Explanatory research studies specific phenomena that are new or that have not been addressed in depth. The objective of such research is to provide relevant knowledge about them.

Explanatory research, as its name suggests, aims to expand existing knowledge about something we know little or nothing about. In this way, it focuses on the details, allowing us to learn more about a phenomenon. In short, what the researcher does is start from a general idea and go into analyzing specific aspects in depth.

Why Conduct Explanatory Research

The reasons for using this way of doing science are various, and it is important to know them in order to know when to use it.

Let's see the most relevant:

  • In the first place, because, on many occasions, it is the only way to approach a phenomenon. Many situations are new, and although there is previous literature, many causes and consequences have not been studied. A clear example is the new viruses.
  • It is very useful to focus on something specific. Thus, it allows adding, expanding, intuiting or explaining more profusely some previously studied topics. In the example above, the viruses are known, but their mutations are often not.
  • On the other hand, by using qualitative techniques such as the bibliographic review or the case study, it allows a deeper vision of complex issues. Thus, there are issues that can only be approached from this perspective.

Explanatory research characteristics

Explanatory research has a series of characteristics that we must know about. These are related to the reasons why it should be used:

  • Its main objective is to carry out an exploratory approach. It does not seek to issue decisive conclusions on a matter, but to know it a little more thoroughly. It is usually the starting point for others such as the applied one, which does use quantitative methods.
  • Although it suffers from a certain subjectivity, it can be reduced. To minimize bias, unbiased, objective and reliable sources are used. In the case of literature reviews, it is best to use several types that reach different conclusions. In this way, what will be looked for are the common points.
  • It uses causal comparative methods, which observe similarities or differences between variables looking for causes. Also the longitudinal ones, which analyze the evolution over time. On the other hand, there would be the cross-sections that compare variables at a given moment.
  • The main drawbacks have to do with its qualitative vision. No inference can be made from the results, which would be exploratory. On the other hand, we can sometimes find a possible causality that is difficult to verify with small samples.

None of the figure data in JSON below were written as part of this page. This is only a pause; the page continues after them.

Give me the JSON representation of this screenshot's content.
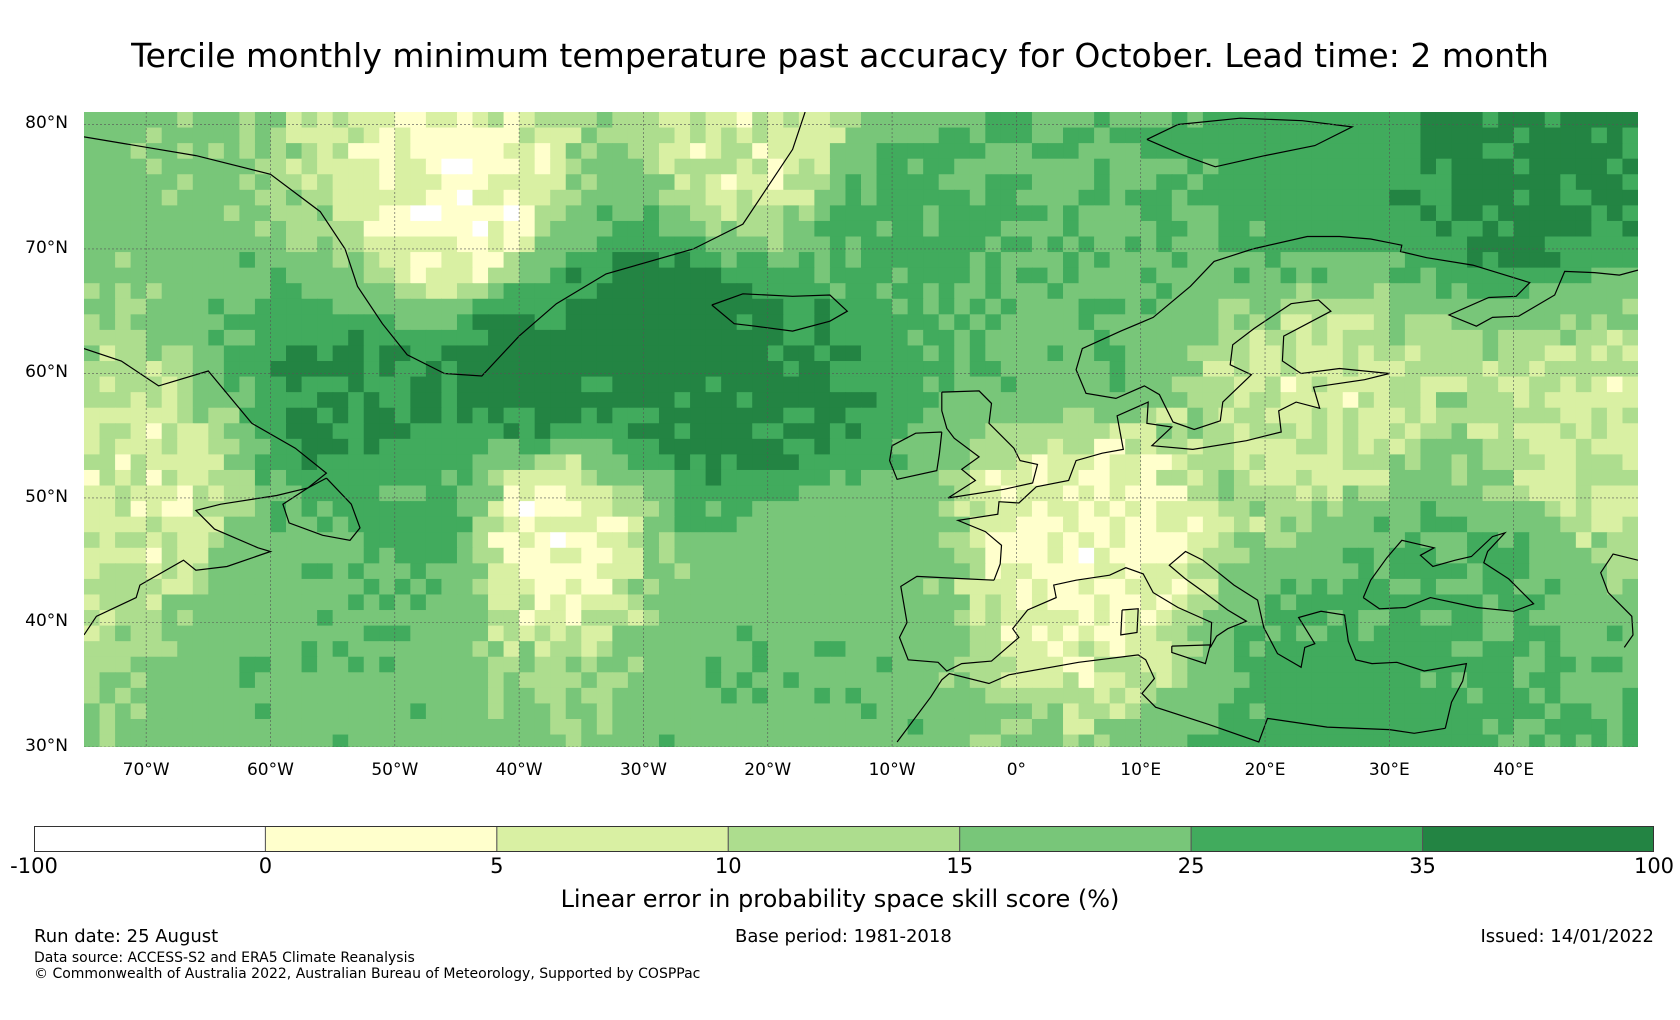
{
  "title": "Tercile monthly minimum temperature past accuracy for October. Lead time: 2 month",
  "map": {
    "projection": "plate-carree",
    "lon_range": [
      -75,
      50
    ],
    "lat_range": [
      30,
      81
    ],
    "graticule_spacing_deg": 10,
    "lat_ticks": [
      {
        "value": 80,
        "label": "80°N"
      },
      {
        "value": 70,
        "label": "70°N"
      },
      {
        "value": 60,
        "label": "60°N"
      },
      {
        "value": 50,
        "label": "50°N"
      },
      {
        "value": 40,
        "label": "40°N"
      },
      {
        "value": 30,
        "label": "30°N"
      }
    ],
    "lon_ticks": [
      {
        "value": -70,
        "label": "70°W"
      },
      {
        "value": -60,
        "label": "60°W"
      },
      {
        "value": -50,
        "label": "50°W"
      },
      {
        "value": -40,
        "label": "40°W"
      },
      {
        "value": -30,
        "label": "30°W"
      },
      {
        "value": -20,
        "label": "20°W"
      },
      {
        "value": -10,
        "label": "10°W"
      },
      {
        "value": 0,
        "label": "0°"
      },
      {
        "value": 10,
        "label": "10°E"
      },
      {
        "value": 20,
        "label": "20°E"
      },
      {
        "value": 30,
        "label": "30°E"
      },
      {
        "value": 40,
        "label": "40°E"
      }
    ]
  },
  "colorbar": {
    "title": "Linear error in probability space skill score (%)",
    "boundaries": [
      "-100",
      "0",
      "5",
      "10",
      "15",
      "25",
      "35",
      "100"
    ],
    "colors": [
      "#ffffff",
      "#ffffcc",
      "#d9f0a3",
      "#addd8e",
      "#78c679",
      "#41ab5d",
      "#238443"
    ]
  },
  "footer": {
    "run_date": "Run date: 25 August",
    "base_period": "Base period: 1981-2018",
    "issued": "Issued: 14/01/2022",
    "data_source": "Data source: ACCESS-S2 and ERA5 Climate Reanalysis",
    "copyright": "© Commonwealth of Australia 2022, Australian Bureau of Meteorology, Supported by COSPPac"
  },
  "chart_data": {
    "type": "heatmap",
    "title": "Tercile monthly minimum temperature past accuracy for October. Lead time: 2 month",
    "xlabel": "",
    "ylabel": "",
    "xlim": [
      -75,
      50
    ],
    "ylim": [
      30,
      81
    ],
    "grid": true,
    "value_label": "Linear error in probability space skill score (%)",
    "regions": [
      {
        "lon": -40,
        "lat": 60,
        "value": 40
      },
      {
        "lon": -30,
        "lat": 62,
        "value": 40
      },
      {
        "lon": -20,
        "lat": 58,
        "value": 38
      },
      {
        "lon": -52,
        "lat": 57,
        "value": 36
      },
      {
        "lon": -48,
        "lat": 50,
        "value": 28
      },
      {
        "lon": -58,
        "lat": 41,
        "value": 22
      },
      {
        "lon": -15,
        "lat": 45,
        "value": 20
      },
      {
        "lon": -18,
        "lat": 35,
        "value": 22
      },
      {
        "lon": -10,
        "lat": 72,
        "value": 28
      },
      {
        "lon": 5,
        "lat": 66,
        "value": 24
      },
      {
        "lon": 40,
        "lat": 77,
        "value": 38
      },
      {
        "lon": 25,
        "lat": 77,
        "value": 30
      },
      {
        "lon": 35,
        "lat": 43,
        "value": 26
      },
      {
        "lon": 28,
        "lat": 33,
        "value": 30
      },
      {
        "lon": -45,
        "lat": 72,
        "value": 3
      },
      {
        "lon": -38,
        "lat": 48,
        "value": 3
      },
      {
        "lon": 5,
        "lat": 47,
        "value": 4
      },
      {
        "lon": -20,
        "lat": 78,
        "value": 8
      },
      {
        "lon": 25,
        "lat": 58,
        "value": 9
      },
      {
        "lon": 45,
        "lat": 55,
        "value": 9
      },
      {
        "lon": -70,
        "lat": 50,
        "value": 8
      }
    ]
  }
}
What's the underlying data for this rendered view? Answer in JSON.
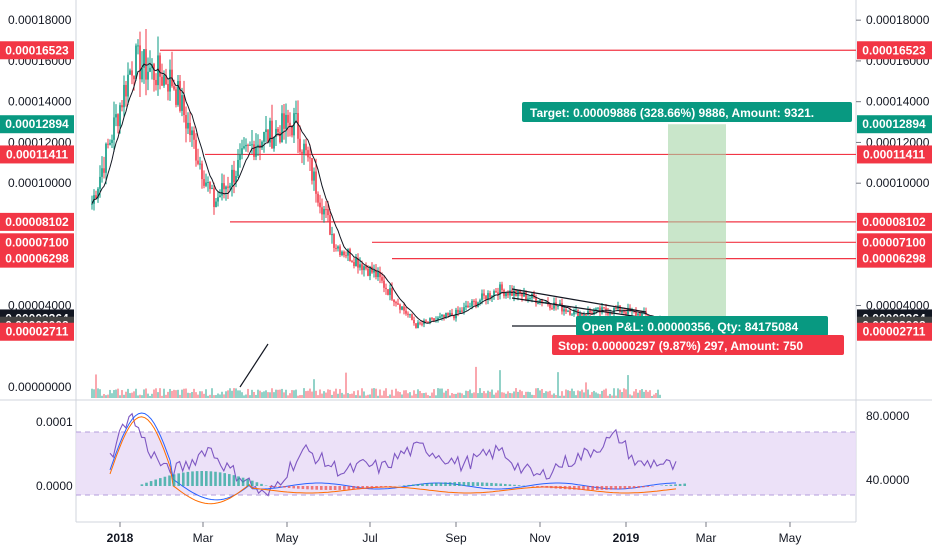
{
  "chart_data": [
    {
      "type": "candlestick",
      "x": [
        "2017-12",
        "2018-01",
        "2018-02",
        "2018-03",
        "2018-04",
        "2018-05",
        "2018-06",
        "2018-07",
        "2018-08",
        "2018-09",
        "2018-10",
        "2018-11",
        "2018-12",
        "2019-01",
        "2019-02"
      ],
      "series": [
        {
          "price_close_approx": [
            9e-05,
            0.00016,
            0.00015,
            9e-05,
            0.00012,
            0.00013,
            7e-05,
            5.5e-05,
            3e-05,
            3.6e-05,
            4.8e-05,
            4.3e-05,
            3.6e-05,
            3.8e-05,
            3.3e-05
          ]
        }
      ],
      "ylim": [
        0.0,
        0.00019
      ],
      "right_axis": {
        "ticks": [
          "0.00018000",
          "0.00016000",
          "0.00014000",
          "0.00012000",
          "0.00010000",
          "0.00004000"
        ]
      },
      "left_axis": {
        "ticks": [
          "0.00018000",
          "0.00016000",
          "0.00014000",
          "0.00012000",
          "0.00010000",
          "0.00004000",
          "0.00000000"
        ]
      },
      "levels": [
        {
          "label": "0.00016523",
          "value": 0.00016523,
          "color": "#f23645"
        },
        {
          "label": "0.00012894",
          "value": 0.00012894,
          "color": "#089981"
        },
        {
          "label": "0.00011411",
          "value": 0.00011411,
          "color": "#f23645"
        },
        {
          "label": "0.00008102",
          "value": 8.102e-05,
          "color": "#f23645"
        },
        {
          "label": "0.00007100",
          "value": 7.1e-05,
          "color": "#f23645"
        },
        {
          "label": "0.00006298",
          "value": 6.298e-05,
          "color": "#f23645"
        },
        {
          "label": "0.00003364",
          "value": 3.364e-05,
          "color": "#131722"
        },
        {
          "label": "0.00003008",
          "value": 3.008e-05,
          "color": "#131722"
        },
        {
          "label": "0.00002711",
          "value": 2.711e-05,
          "color": "#f23645"
        }
      ],
      "position": {
        "entry": 3.008e-05,
        "target": 0.00012894,
        "stop": 2.711e-05,
        "target_label": "Target: 0.00009886 (328.66%) 9886, Amount: 9321.",
        "pnl_label": "Open P&L: 0.00000356, Qty: 84175084",
        "stop_label": "Stop: 0.00000297 (9.87%) 297, Amount: 750"
      }
    },
    {
      "type": "line",
      "indicator_axis": {
        "left_ticks": [
          "0.0001",
          "0.0000"
        ],
        "right_ticks": [
          "80.0000",
          "40.0000"
        ]
      },
      "rsi_series": [
        55,
        85,
        60,
        45,
        50,
        62,
        48,
        40,
        28,
        45,
        60,
        52,
        45,
        50,
        48,
        58,
        62,
        56,
        50,
        55,
        60,
        48,
        42,
        50,
        55,
        62,
        70,
        50,
        52,
        48
      ]
    }
  ],
  "time_axis": {
    "labels": [
      "2018",
      "Mar",
      "May",
      "Jul",
      "Sep",
      "Nov",
      "2019",
      "Mar",
      "May"
    ]
  }
}
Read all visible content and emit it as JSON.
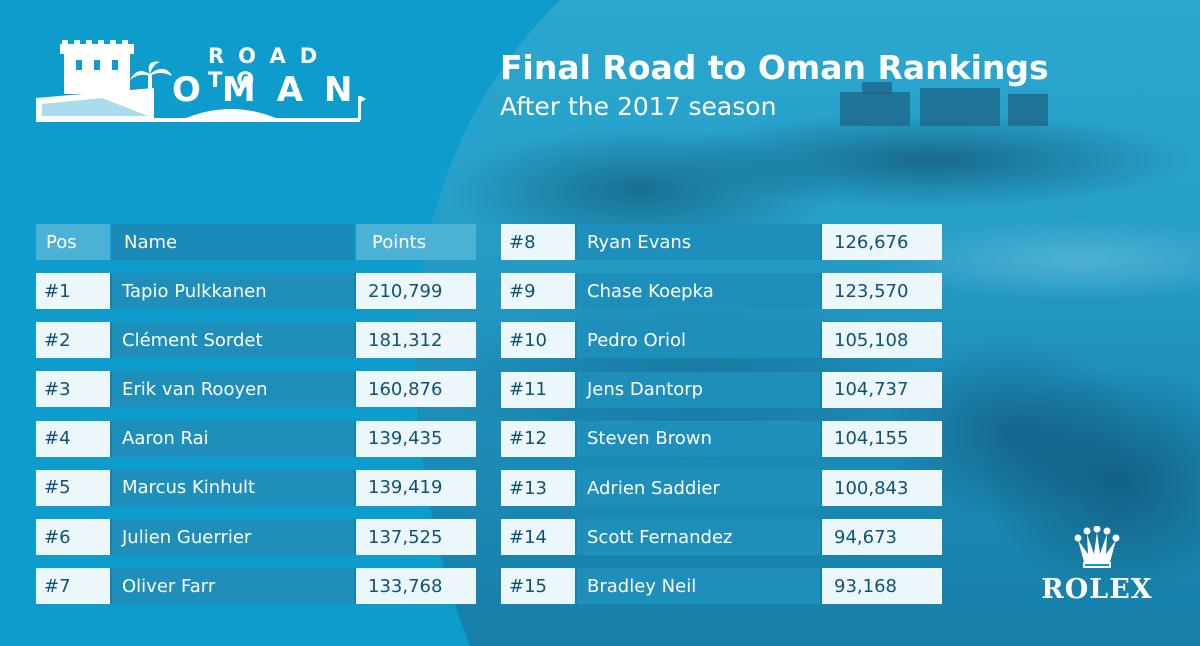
{
  "logo": {
    "line1": "ROAD TO",
    "line2": "OMAN"
  },
  "title": "Final Road to Oman Rankings",
  "subtitle": "After the 2017 season",
  "table": {
    "headers": {
      "pos": "Pos",
      "name": "Name",
      "points": "Points"
    },
    "left": [
      {
        "pos": "#1",
        "name": "Tapio Pulkkanen",
        "points": "210,799"
      },
      {
        "pos": "#2",
        "name": "Clément Sordet",
        "points": "181,312"
      },
      {
        "pos": "#3",
        "name": "Erik van Rooyen",
        "points": "160,876"
      },
      {
        "pos": "#4",
        "name": "Aaron Rai",
        "points": "139,435"
      },
      {
        "pos": "#5",
        "name": "Marcus Kinhult",
        "points": "139,419"
      },
      {
        "pos": "#6",
        "name": "Julien Guerrier",
        "points": "137,525"
      },
      {
        "pos": "#7",
        "name": "Oliver Farr",
        "points": "133,768"
      }
    ],
    "right": [
      {
        "pos": "#8",
        "name": "Ryan Evans",
        "points": "126,676"
      },
      {
        "pos": "#9",
        "name": "Chase Koepka",
        "points": "123,570"
      },
      {
        "pos": "#10",
        "name": "Pedro Oriol",
        "points": "105,108"
      },
      {
        "pos": "#11",
        "name": "Jens Dantorp",
        "points": "104,737"
      },
      {
        "pos": "#12",
        "name": "Steven Brown",
        "points": "104,155"
      },
      {
        "pos": "#13",
        "name": "Adrien Saddier",
        "points": "100,843"
      },
      {
        "pos": "#14",
        "name": "Scott Fernandez",
        "points": "94,673"
      },
      {
        "pos": "#15",
        "name": "Bradley Neil",
        "points": "93,168"
      }
    ]
  },
  "sponsor": {
    "name": "ROLEX",
    "icon": "crown-icon"
  },
  "colors": {
    "background": "#0d9ccb",
    "cell_light": "#ecf7fb",
    "text_dark": "#0f5274",
    "white": "#ffffff"
  }
}
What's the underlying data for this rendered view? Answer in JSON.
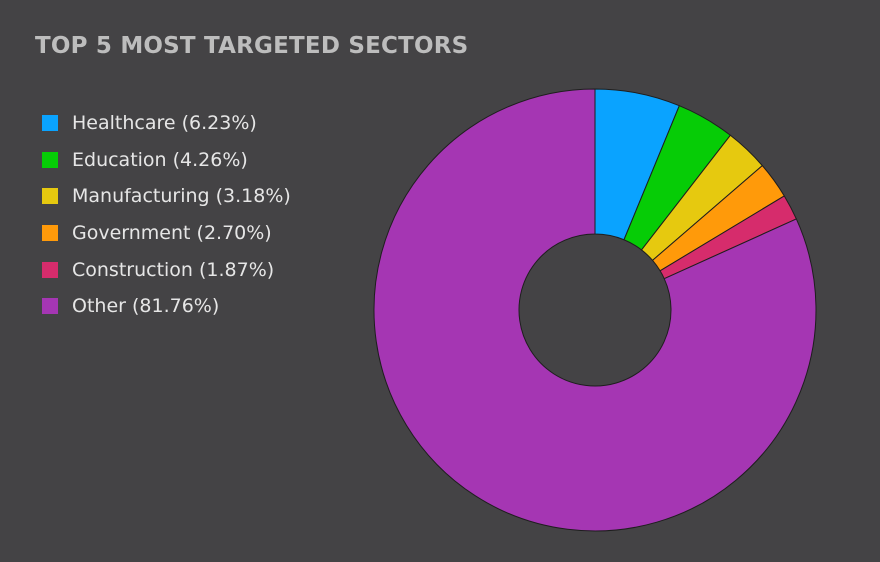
{
  "chart_data": {
    "type": "pie",
    "title": "TOP 5 MOST TARGETED SECTORS",
    "slices": [
      {
        "label": "Healthcare",
        "value": 6.23,
        "legend": "Healthcare (6.23%)",
        "color": "#0aa3ff"
      },
      {
        "label": "Education",
        "value": 4.26,
        "legend": "Education (4.26%)",
        "color": "#06cc06"
      },
      {
        "label": "Manufacturing",
        "value": 3.18,
        "legend": "Manufacturing (3.18%)",
        "color": "#e6c90f"
      },
      {
        "label": "Government",
        "value": 2.7,
        "legend": "Government (2.70%)",
        "color": "#ff9a0a"
      },
      {
        "label": "Construction",
        "value": 1.87,
        "legend": "Construction (1.87%)",
        "color": "#d62c6c"
      },
      {
        "label": "Other",
        "value": 81.76,
        "legend": "Other (81.76%)",
        "color": "#a536b3"
      }
    ],
    "legend_position": "left"
  }
}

Explanatory research example

Let's imagine that we want to approach the study of rural entrepreneurship. Although it is a subject that has been researched a lot, in many parts of the world, let's imagine one in which it is an incipient phenomenon.

So, let's see what the study phases would be:

The first thing to do is set the goal and review the information about it. In this case, rural entrepreneurship and its effects. Then we conducted a series of interviews –case studies– with rural entrepreneurs. Later, we will carry out a detailed report on the findings obtained. Finally, through this explanatory research, we can conclude whether there are benefits or not.